La escena de la cita médica es impresionante porque resume el lugar del doctor en la sociedad actual, su arrogancia mezclada con ineficacia, su capacidad de dar respuestas parciales con una certeza desmedida. Y con ello se critica el corazón de la promesa de salud de la modernidad, la hiperespecialización de la disciplina y su manera de tratar al cuerpo como pedazos no conectados entre sí –como sistemas– cuyo arreglo atraviesa por una sabia intervención puntual. Pero la crítica no sólo alcanza este ámbito, sino en general los autores se mofan de los promotores de la tecnología a ultranza, de esa visión de progreso que somete y crea más tropiezos que satisfacciones.

A la vez, el traspaso del problema del sueño a la realidad donde la sombra colorida de Albert hace de su vida diaria una pesadilla constante, es un guiño kafkiano sobre la condición del hombre actual. Cómo deshacernos de nuestra sombra transparente, despertamos y ya no somos lo mismo, nuestra imagen está en el suelo, todos la ven, no podemos ocultarla. Imposible desprendernos de su ineludible compañía. Ser tan transparentes nos hace vulnerables, nos desnuda, nos conduce a la angustia. Sólo podemos retraernos, ocultarnos, volvernos marginales, construir un mundo sin el mundo, un lugar sólo para nosotros, mirándonos en el espejo –que no es el de Alicia–, en esa desesperante sombra que nos devuelve la imagen tal como somos, sin el matiz de la oscuridad o el refugio del contorno. Es ser diferente, ajeno, transparente, vulnerable.

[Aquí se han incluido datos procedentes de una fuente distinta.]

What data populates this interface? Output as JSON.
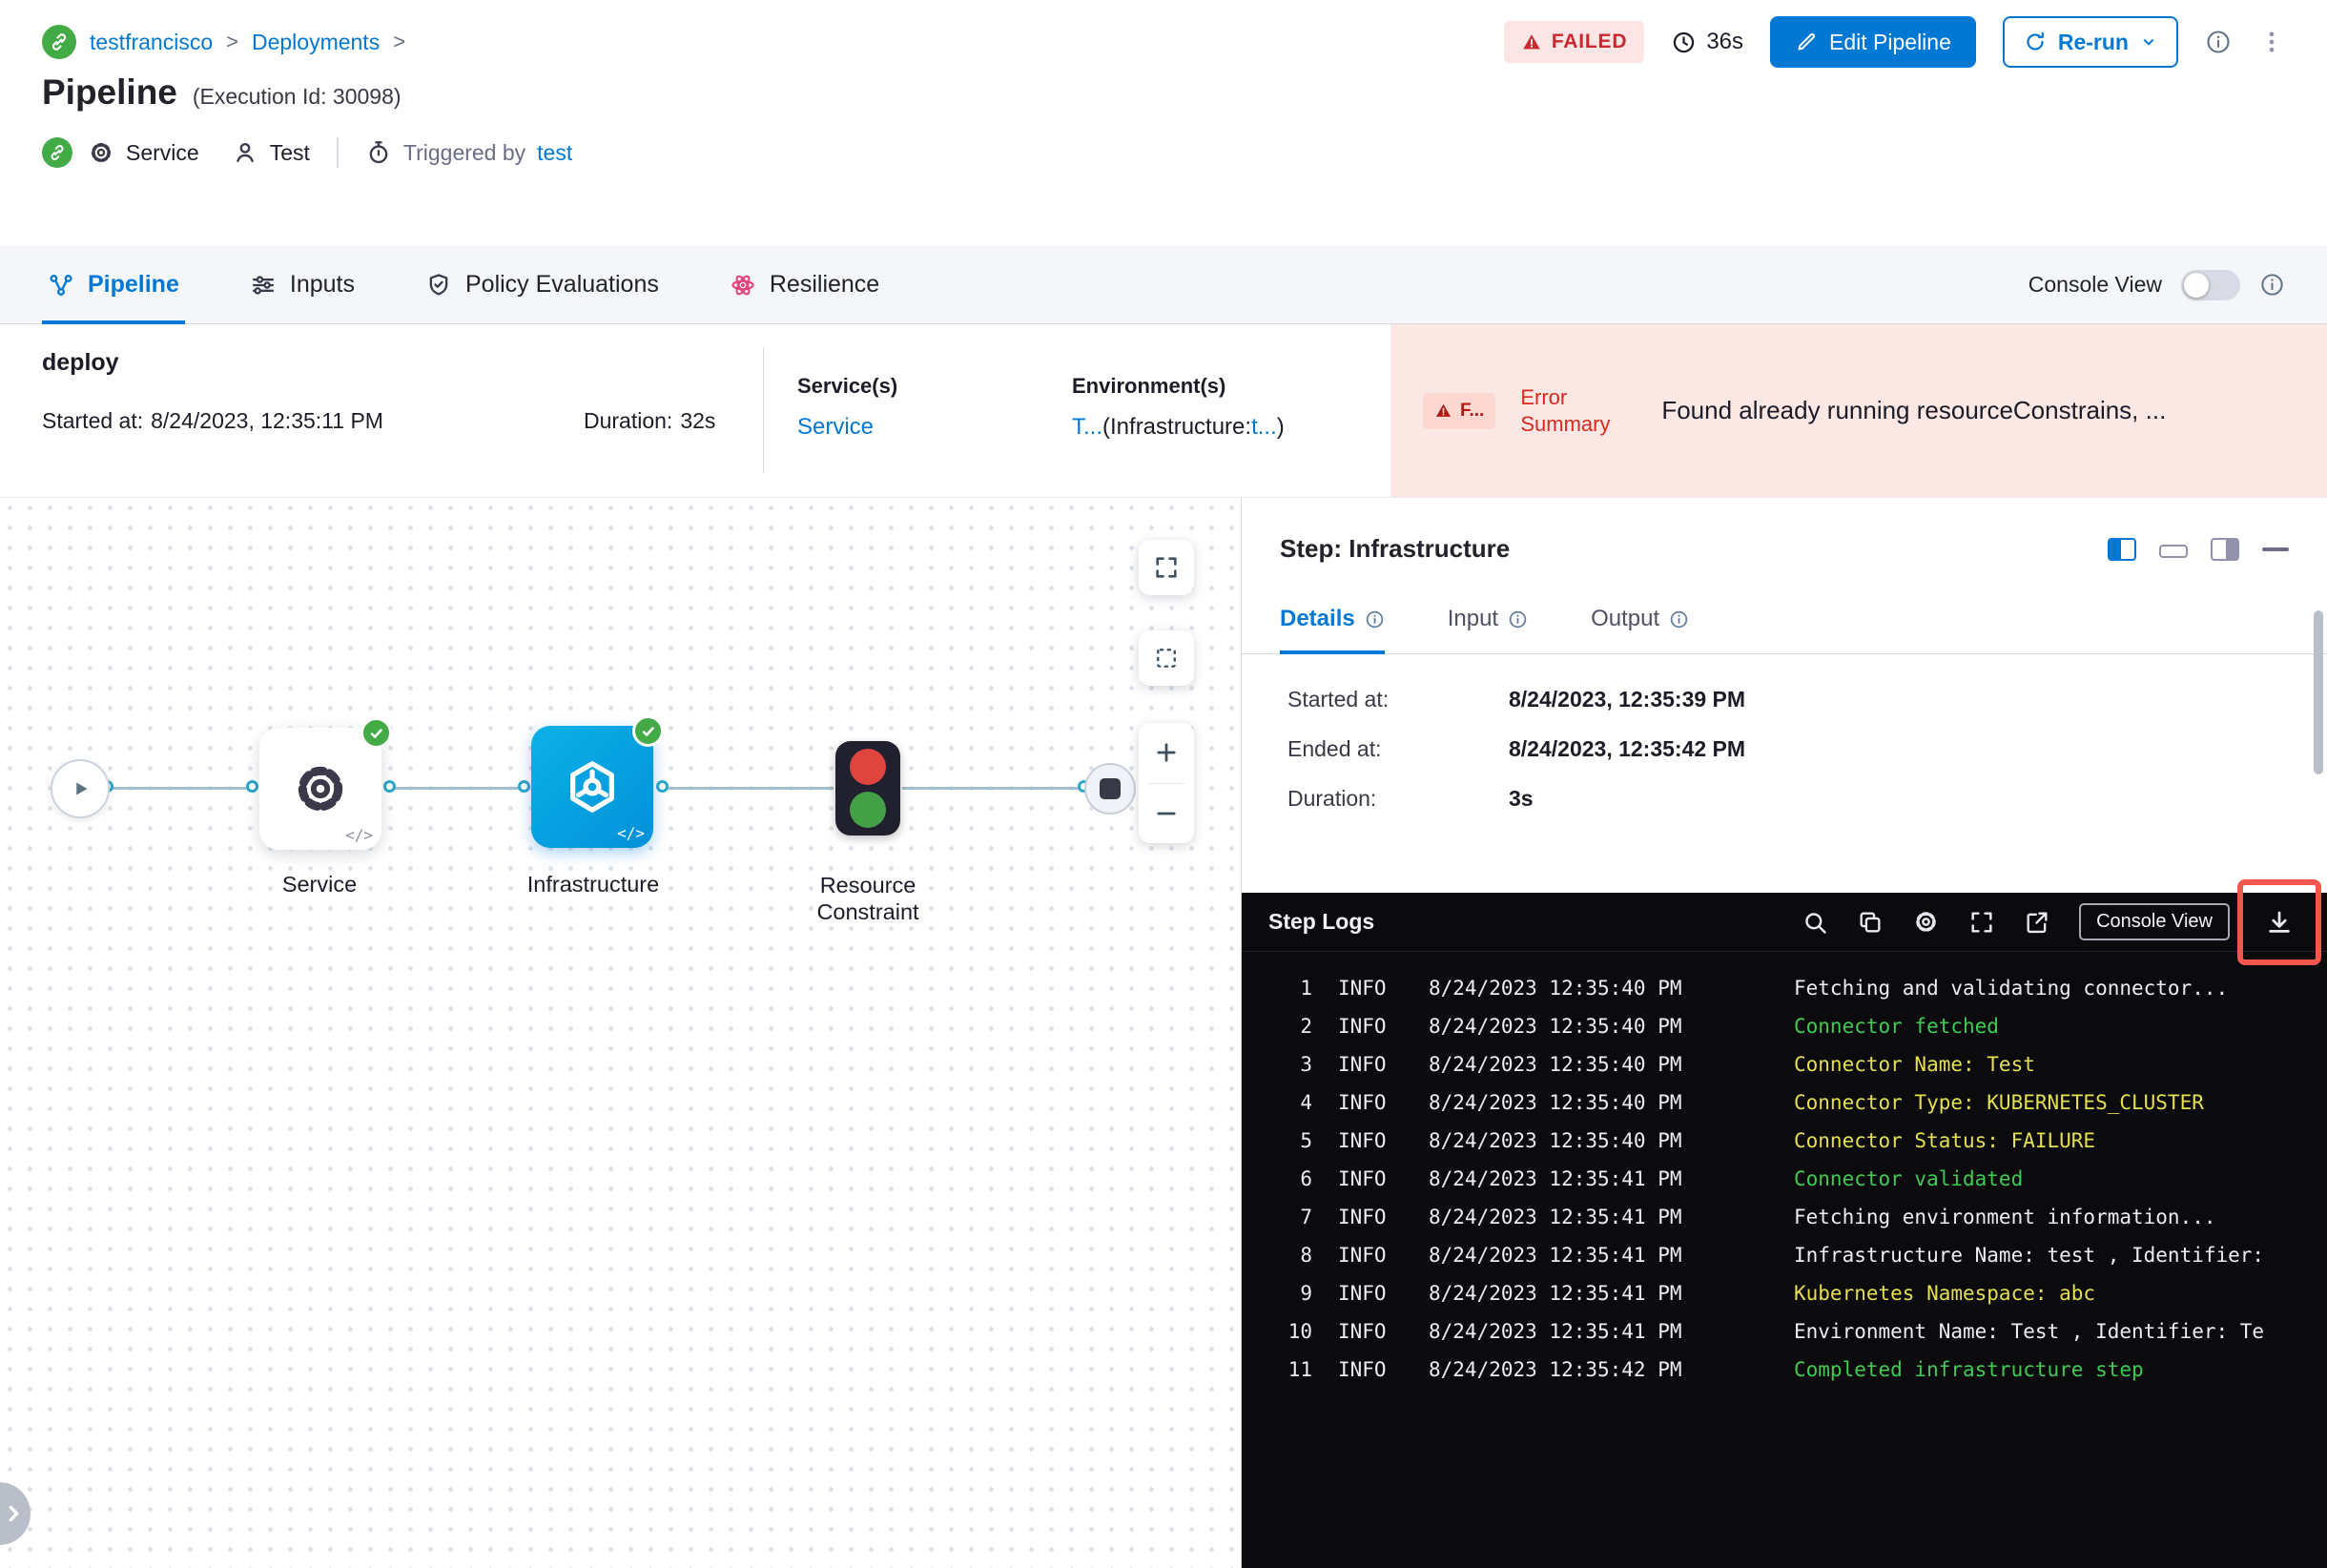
{
  "breadcrumb": {
    "project": "testfrancisco",
    "section": "Deployments",
    "separator": ">"
  },
  "header": {
    "status_badge": "FAILED",
    "elapsed": "36s",
    "edit_pipeline_label": "Edit Pipeline",
    "rerun_label": "Re-run",
    "title": "Pipeline",
    "execution_id": "(Execution Id: 30098)",
    "service_label": "Service",
    "test_label": "Test",
    "triggered_by_label": "Triggered by",
    "triggered_by_value": "test"
  },
  "tabs": [
    {
      "label": "Pipeline",
      "active": true
    },
    {
      "label": "Inputs",
      "active": false
    },
    {
      "label": "Policy Evaluations",
      "active": false
    },
    {
      "label": "Resilience",
      "active": false
    }
  ],
  "console_view_label": "Console View",
  "summary": {
    "stage_name": "deploy",
    "started_at_label": "Started at:",
    "started_at_value": "8/24/2023, 12:35:11 PM",
    "duration_label": "Duration:",
    "duration_value": "32s",
    "services_label": "Service(s)",
    "services_value": "Service",
    "environments_label": "Environment(s)",
    "env_part1": "T...",
    "env_part2": "(Infrastructure:",
    "env_part3": "t...",
    "env_part4": ")",
    "error_badge": "F...",
    "error_summary_label": "Error Summary",
    "error_summary_text": "Found already running resourceConstrains, ..."
  },
  "graph": {
    "code_mark": "</>",
    "nodes": [
      {
        "label": "Service"
      },
      {
        "label": "Infrastructure"
      },
      {
        "label": "Resource Constraint"
      }
    ]
  },
  "step_panel": {
    "title": "Step: Infrastructure",
    "tabs": [
      {
        "label": "Details"
      },
      {
        "label": "Input"
      },
      {
        "label": "Output"
      }
    ],
    "details": [
      {
        "label": "Started at:",
        "value": "8/24/2023, 12:35:39 PM"
      },
      {
        "label": "Ended at:",
        "value": "8/24/2023, 12:35:42 PM"
      },
      {
        "label": "Duration:",
        "value": "3s"
      }
    ]
  },
  "step_logs": {
    "title": "Step Logs",
    "console_view_label": "Console View",
    "lines": [
      {
        "num": 1,
        "level": "INFO",
        "time": "8/24/2023 12:35:40 PM",
        "message": "Fetching and validating connector...",
        "color": "white"
      },
      {
        "num": 2,
        "level": "INFO",
        "time": "8/24/2023 12:35:40 PM",
        "message": "Connector fetched",
        "color": "green"
      },
      {
        "num": 3,
        "level": "INFO",
        "time": "8/24/2023 12:35:40 PM",
        "message": "Connector Name: Test",
        "color": "yellow"
      },
      {
        "num": 4,
        "level": "INFO",
        "time": "8/24/2023 12:35:40 PM",
        "message": "Connector Type: KUBERNETES_CLUSTER",
        "color": "yellow"
      },
      {
        "num": 5,
        "level": "INFO",
        "time": "8/24/2023 12:35:40 PM",
        "message": "Connector Status: FAILURE",
        "color": "yellow"
      },
      {
        "num": 6,
        "level": "INFO",
        "time": "8/24/2023 12:35:41 PM",
        "message": "Connector validated",
        "color": "green"
      },
      {
        "num": 7,
        "level": "INFO",
        "time": "8/24/2023 12:35:41 PM",
        "message": "Fetching environment information...",
        "color": "white"
      },
      {
        "num": 8,
        "level": "INFO",
        "time": "8/24/2023 12:35:41 PM",
        "message": "Infrastructure Name: test , Identifier:",
        "color": "white"
      },
      {
        "num": 9,
        "level": "INFO",
        "time": "8/24/2023 12:35:41 PM",
        "message": "Kubernetes Namespace: abc",
        "color": "yellow"
      },
      {
        "num": 10,
        "level": "INFO",
        "time": "8/24/2023 12:35:41 PM",
        "message": "Environment Name: Test , Identifier: Te",
        "color": "white"
      },
      {
        "num": 11,
        "level": "INFO",
        "time": "8/24/2023 12:35:42 PM",
        "message": "Completed infrastructure step",
        "color": "green"
      }
    ]
  },
  "colors": {
    "accent_blue": "#0278d5",
    "failed_red": "#da291d",
    "error_band_pink": "#fbe7e4",
    "success_green": "#42ab45",
    "node_blue": "#0290da",
    "log_green": "#3fcb52",
    "log_yellow": "#e6df4e",
    "highlight_red": "#f4564e"
  }
}
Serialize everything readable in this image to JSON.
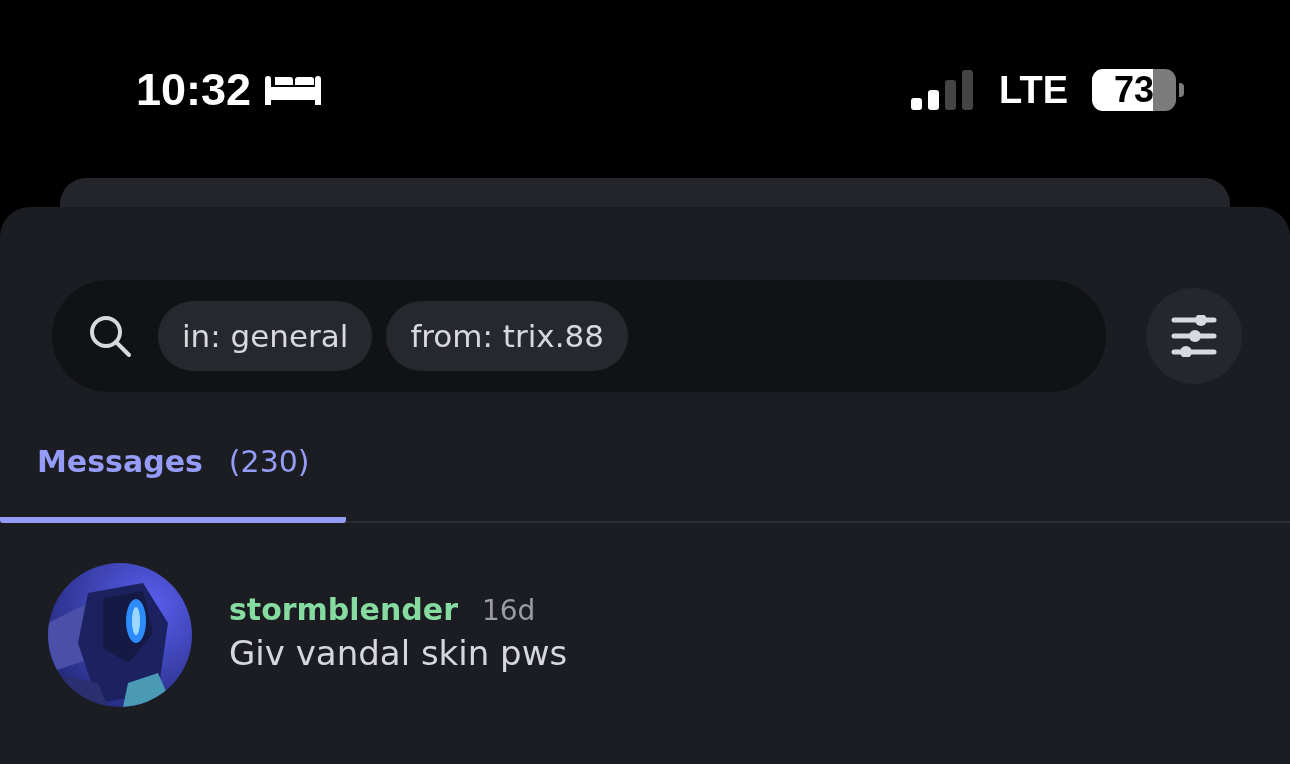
{
  "status_bar": {
    "time": "10:32",
    "network": "LTE",
    "battery": "73"
  },
  "search": {
    "filters": [
      "in: general",
      "from: trix.88"
    ]
  },
  "tabs": [
    {
      "label": "Messages",
      "count": "(230)",
      "selected": true
    }
  ],
  "messages": [
    {
      "author": "stormblender",
      "time": "16d",
      "text": "Giv vandal skin pws"
    }
  ]
}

Y ante el callejón sin salida, cuando no hay más que la autodestrucción, que es el resultado de una sociedad que ha maquinizado la vida cotidiana, un profeta –con quien Albert se encuentra– concluye: “Y no olvidemos entonces jamás que la más bella máquina es el hombre, la más noble de las invenciones es el corazón.” La naturaleza humana, parecen sugerir los autores, es la creación más perfecta, y volver a lo afectivo la única salida. “Sólo el amor –diría Silvio Rodríguez–, engendra la maravilla. Sólo el amor, consigue encender lo muerto.”